The natural sciences have explored 'people' as a subject since their beginnings. But this has proven to be extremely difficult to do sufficiently objectively for good results.
'Difficult' is not the same as 'impossible', however.
Of course, complete objectivity is impossible ... but improved objectivity is very possible. Huge philosophical movements have denied this distinction, irrationally. The repercussions are still everywhere today.
I believe an important point needs to be better understood, and more explicitly understood, throughout any kind of human science: complex human features must be studied through the use of informants.

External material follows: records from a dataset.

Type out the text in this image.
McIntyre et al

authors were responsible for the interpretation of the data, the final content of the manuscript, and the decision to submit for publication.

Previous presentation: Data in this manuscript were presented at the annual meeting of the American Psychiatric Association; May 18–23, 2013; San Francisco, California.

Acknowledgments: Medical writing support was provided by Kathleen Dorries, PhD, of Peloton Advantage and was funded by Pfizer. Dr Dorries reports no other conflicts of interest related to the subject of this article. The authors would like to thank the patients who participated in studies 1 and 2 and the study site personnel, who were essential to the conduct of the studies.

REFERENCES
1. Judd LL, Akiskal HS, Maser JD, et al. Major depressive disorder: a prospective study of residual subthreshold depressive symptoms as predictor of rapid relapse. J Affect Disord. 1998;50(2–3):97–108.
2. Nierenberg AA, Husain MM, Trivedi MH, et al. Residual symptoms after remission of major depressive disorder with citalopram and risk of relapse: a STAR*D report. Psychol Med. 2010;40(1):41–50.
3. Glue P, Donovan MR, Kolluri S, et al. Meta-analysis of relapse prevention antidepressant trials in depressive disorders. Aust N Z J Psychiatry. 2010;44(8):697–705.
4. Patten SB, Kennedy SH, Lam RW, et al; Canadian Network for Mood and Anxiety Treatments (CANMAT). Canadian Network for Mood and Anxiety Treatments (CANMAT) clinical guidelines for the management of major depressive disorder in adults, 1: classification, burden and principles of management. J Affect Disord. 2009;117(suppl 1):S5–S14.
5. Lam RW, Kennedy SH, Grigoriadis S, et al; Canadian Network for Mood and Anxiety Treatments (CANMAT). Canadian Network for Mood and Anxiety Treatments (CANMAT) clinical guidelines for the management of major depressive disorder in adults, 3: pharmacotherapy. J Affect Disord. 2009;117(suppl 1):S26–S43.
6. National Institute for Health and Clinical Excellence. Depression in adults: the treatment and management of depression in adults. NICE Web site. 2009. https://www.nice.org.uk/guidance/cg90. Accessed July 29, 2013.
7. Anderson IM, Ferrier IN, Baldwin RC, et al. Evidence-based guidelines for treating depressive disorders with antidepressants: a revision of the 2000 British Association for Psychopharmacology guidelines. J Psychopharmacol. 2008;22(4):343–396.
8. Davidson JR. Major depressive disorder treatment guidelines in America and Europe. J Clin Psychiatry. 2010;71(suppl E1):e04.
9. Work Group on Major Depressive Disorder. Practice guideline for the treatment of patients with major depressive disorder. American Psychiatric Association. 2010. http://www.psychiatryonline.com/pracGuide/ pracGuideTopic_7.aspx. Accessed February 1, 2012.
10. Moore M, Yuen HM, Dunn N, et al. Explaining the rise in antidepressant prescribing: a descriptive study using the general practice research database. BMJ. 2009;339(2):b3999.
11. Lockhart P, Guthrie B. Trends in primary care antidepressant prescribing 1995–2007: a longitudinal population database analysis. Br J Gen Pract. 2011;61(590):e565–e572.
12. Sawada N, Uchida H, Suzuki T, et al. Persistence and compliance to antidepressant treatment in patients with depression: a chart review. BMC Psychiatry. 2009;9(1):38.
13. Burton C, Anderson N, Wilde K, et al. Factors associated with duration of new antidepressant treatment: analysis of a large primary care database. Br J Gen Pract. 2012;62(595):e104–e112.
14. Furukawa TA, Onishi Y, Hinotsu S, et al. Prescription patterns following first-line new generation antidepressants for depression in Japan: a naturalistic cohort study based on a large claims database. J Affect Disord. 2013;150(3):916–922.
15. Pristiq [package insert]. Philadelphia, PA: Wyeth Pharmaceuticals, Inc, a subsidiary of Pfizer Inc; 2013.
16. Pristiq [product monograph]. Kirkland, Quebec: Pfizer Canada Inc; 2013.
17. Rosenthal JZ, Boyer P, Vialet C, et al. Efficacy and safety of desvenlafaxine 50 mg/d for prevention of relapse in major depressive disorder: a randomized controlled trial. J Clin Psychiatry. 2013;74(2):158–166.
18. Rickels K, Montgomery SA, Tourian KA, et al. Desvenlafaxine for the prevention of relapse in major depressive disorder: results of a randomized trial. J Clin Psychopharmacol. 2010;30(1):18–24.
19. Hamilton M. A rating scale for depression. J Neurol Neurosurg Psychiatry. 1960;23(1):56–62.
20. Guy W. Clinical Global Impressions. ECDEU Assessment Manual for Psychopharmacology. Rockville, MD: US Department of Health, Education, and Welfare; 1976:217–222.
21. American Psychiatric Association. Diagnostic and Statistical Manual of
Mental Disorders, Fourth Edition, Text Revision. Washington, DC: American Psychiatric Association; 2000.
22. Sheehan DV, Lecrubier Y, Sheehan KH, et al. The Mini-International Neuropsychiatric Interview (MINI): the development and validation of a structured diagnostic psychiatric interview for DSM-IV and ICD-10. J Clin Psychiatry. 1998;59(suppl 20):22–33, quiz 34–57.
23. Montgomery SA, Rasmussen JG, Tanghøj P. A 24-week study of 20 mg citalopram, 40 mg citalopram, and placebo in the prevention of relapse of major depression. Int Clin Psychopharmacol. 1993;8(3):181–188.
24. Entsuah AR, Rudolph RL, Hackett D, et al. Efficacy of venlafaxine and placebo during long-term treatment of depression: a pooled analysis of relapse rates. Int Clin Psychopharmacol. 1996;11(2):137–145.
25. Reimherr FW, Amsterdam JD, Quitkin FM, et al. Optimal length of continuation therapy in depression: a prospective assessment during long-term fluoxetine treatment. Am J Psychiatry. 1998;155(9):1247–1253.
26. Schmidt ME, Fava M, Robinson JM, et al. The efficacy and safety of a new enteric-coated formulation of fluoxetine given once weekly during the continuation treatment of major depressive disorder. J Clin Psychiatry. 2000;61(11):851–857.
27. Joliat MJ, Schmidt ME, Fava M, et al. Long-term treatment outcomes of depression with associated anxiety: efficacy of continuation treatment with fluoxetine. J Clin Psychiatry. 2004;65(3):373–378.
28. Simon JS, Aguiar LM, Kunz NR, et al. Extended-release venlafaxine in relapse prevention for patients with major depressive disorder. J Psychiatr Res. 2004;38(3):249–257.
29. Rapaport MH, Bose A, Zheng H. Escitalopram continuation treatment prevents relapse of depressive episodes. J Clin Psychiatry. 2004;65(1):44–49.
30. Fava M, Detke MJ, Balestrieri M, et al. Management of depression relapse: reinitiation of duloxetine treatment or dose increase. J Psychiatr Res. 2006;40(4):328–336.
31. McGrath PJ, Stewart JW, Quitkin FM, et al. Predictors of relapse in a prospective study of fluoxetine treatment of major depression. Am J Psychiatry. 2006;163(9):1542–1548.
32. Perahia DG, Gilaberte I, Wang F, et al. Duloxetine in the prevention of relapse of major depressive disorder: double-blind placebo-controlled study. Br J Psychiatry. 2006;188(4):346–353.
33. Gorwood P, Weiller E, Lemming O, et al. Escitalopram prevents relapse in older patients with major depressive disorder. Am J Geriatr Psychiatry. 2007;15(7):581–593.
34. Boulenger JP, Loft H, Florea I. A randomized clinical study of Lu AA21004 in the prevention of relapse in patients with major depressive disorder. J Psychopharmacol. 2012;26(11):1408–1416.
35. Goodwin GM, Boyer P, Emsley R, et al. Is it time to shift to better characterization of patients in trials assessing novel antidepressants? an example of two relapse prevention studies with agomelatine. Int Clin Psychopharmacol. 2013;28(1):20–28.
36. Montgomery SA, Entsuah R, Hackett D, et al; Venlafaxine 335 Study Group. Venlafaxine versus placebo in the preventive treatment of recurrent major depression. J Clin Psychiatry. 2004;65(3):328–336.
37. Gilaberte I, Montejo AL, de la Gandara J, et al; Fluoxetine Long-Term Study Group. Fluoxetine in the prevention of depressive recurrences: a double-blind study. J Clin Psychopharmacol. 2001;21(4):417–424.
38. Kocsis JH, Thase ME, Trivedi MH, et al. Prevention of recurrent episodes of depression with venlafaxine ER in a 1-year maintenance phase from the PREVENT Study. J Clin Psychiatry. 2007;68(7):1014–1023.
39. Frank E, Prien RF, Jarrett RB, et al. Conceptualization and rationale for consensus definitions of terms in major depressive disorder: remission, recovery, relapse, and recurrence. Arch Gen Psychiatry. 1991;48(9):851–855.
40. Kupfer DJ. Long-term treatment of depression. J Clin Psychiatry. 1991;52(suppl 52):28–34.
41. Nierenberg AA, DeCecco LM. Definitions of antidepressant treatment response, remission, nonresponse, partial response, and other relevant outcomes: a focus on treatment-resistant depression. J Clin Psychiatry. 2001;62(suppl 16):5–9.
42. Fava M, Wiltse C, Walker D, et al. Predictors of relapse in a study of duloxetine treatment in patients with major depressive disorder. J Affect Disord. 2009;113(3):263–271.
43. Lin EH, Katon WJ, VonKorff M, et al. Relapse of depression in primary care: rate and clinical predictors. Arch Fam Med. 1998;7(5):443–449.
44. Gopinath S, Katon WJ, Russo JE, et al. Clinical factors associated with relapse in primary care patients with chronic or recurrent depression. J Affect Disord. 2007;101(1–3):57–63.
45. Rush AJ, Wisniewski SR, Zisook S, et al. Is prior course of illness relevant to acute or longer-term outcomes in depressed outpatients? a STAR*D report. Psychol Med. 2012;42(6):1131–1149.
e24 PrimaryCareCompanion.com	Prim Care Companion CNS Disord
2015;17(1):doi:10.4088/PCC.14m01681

This has been the core of the new linguistics, for example. If everyone agrees on the grammaticality of something, it's not because grammar has been written down (it hasn't) and they have memorized it (they haven't), but instead because this complex faculty that evaluates grammar grows, with the same, very limited environmental stimulus, to be essentially equivalent in everyone. Otherwise we couldn't understand one another. To study this phenomenon, we simply need to accept that the language faculty is much like the stomach: primarily a genetic endowment.
What the stomach does is complex, but you can begin to know more about the stomach by thinking about it, guessing at its operation, and testing its complex reaction to situations that are carefully constructed to give interesting answers: experiments. All those steps are required for real science.
We do the same thing in studying language. If I remove the "in" from the previous sentence, we can all agree that it is still a grammatical sentence, and its meaning hasn't much changed. But if I remove "same", it is grammatical, but the meaning has changed. If I remove "do" it is no longer grammatical, but the meaning can be guessed at. These experiments tell us something about our language faculty, using this complex instinct as the experimental subject, and ourselves as informants.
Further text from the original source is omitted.